L’auteur ce cette lettre, François Landry, apparaît ici au centre, lors d’une rencontre des organismes communautaires de la région, il y a quelques mois.

De l’importance des organismes communautaires

L’auteur, François Landry, est coordonnateur de la Table régionale des organismes communautaires Centre-du-Québec et Mauricie.

En ces élections générales, je m’adresse aux candidates et aux candidats des partis actuellement représentés à l’Assemblée nationale. Vous recevrez dans les prochains jours une lettre qui vous présentera les attentes des organismes communautaires en santé et services sociaux du Centre-du-Québec et de la Mauricie envers le prochain gouvernement.

Nous avons rencontré plusieurs d’entre vous, certains pour la première fois, d’autres nous connaissaient déjà très bien. Cela dit, à chacune de nos rencontres, nous sommes toujours agréablement surpris de vous entendre souligner l’importance des organismes communautaires pour notre société, ainsi que l’importance de notre travail et de notre engagement citoyen.

Malheureusement, cette importance que vous nous accordez est très peu présente dans cette campagne électorale. Le discours et les promesses sur le système de santé québécois occultent le rôle et le financement des organismes communautaires. Aux yeux des élus, parler du système de santé est plus populaire et payant politiquement.

Le système de santé a ses limites. Il ne peut intervenir auprès de l’ensemble de la population. L’acte médical est la conception de la bonne santé d’une population. Pourtant, différents déterminants sociaux définissent l’état de santé d’une population en général (les facteurs biologiques, le bagage génétique, le milieu physique et les facteurs sociaux et économiques).
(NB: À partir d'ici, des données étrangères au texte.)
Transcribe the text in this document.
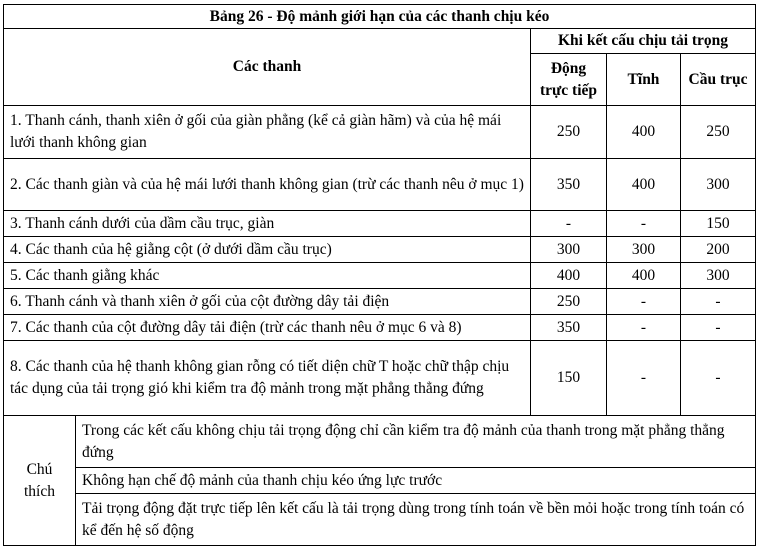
Bảng 26 - Độ mảnh giới hạn của các thanh chịu kéo				
Các thanh		Khi kết cấu chịu tải trọng		
		Động trực tiếp	Tĩnh	Cầu trục
1. Thanh cánh, thanh xiên ở gối của giàn phẳng (kể cả giàn hãm) và của hệ mái lưới thanh không gian		250	400	250
2. Các thanh giàn và của hệ mái lưới thanh không gian (trừ các thanh nêu ở mục 1)		350	400	300
3. Thanh cánh dưới của dầm cầu trục, giàn		-	-	150
4. Các thanh của hệ giằng cột (ở dưới dầm cầu trục)		300	300	200
5. Các thanh giằng khác		400	400	300
6. Thanh cánh và thanh xiên ở gối của cột đường dây tải điện		250	-	-
7. Các thanh của cột đường dây tải điện (trừ các thanh nêu ở mục 6 và 8)		350	-	-
8. Các thanh của hệ thanh không gian rỗng có tiết diện chữ T hoặc chữ thập chịu tác dụng của tải trọng gió khi kiểm tra độ mảnh trong mặt phẳng thẳng đứng		150	-	-
Chú thích	Trong các kết cấu không chịu tải trọng động chỉ cần kiểm tra độ mảnh của thanh trong mặt phẳng thẳng đứng			
	Không hạn chế độ mảnh của thanh chịu kéo ứng lực trước			
	Tải trọng động đặt trực tiếp lên kết cấu là tải trọng dùng trong tính toán về bền mỏi hoặc trong tính toán có kể đến hệ số động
Actuellement, dans notre région, ce sont près de 2000 travailleuses (largement majoritaires) et de travailleurs, appuyés par 15 000 bénévoles, qui aident à nourrir plus de 29 000 personnes chaque mois, qui viennent en aide à 25 000 personnes en perte d’autonomie, qui rejoignent plus de 10 000 jeunes, qui aident 9000 personnes handicapées et leurs familles, qui hébergent 2000 personnes aux prises avec d’importants problèmes sociaux.

C’est toute une communauté qui aide sa communauté. Et qui de mieux placé que la communauté pour savoir ce qui est bon pour elle?

Le geste le plus simple pour le gouvernement serait de venir en aide, à son tour, à ces communautés en finançant adéquatement les organismes communautaires en santé et services sociaux.

En investissant dans ces organismes communautaires, le gouvernement investirait dans la santé et le bien-être de la population. Pour le Centre-du-Québec et la Mauricie, le sous-financement des organismes communautaires en santé et services sociaux est aujourd’hui chiffré à 24 millions $.

Nous demandons que notre gouvernement reconnaisse l’apport essentiel des organismes communautaires en santé et services sociaux et les respecte à leur juste valeur. Un premier geste sera de prendre des engagements. Le second geste sera de passer de la parole aux actes.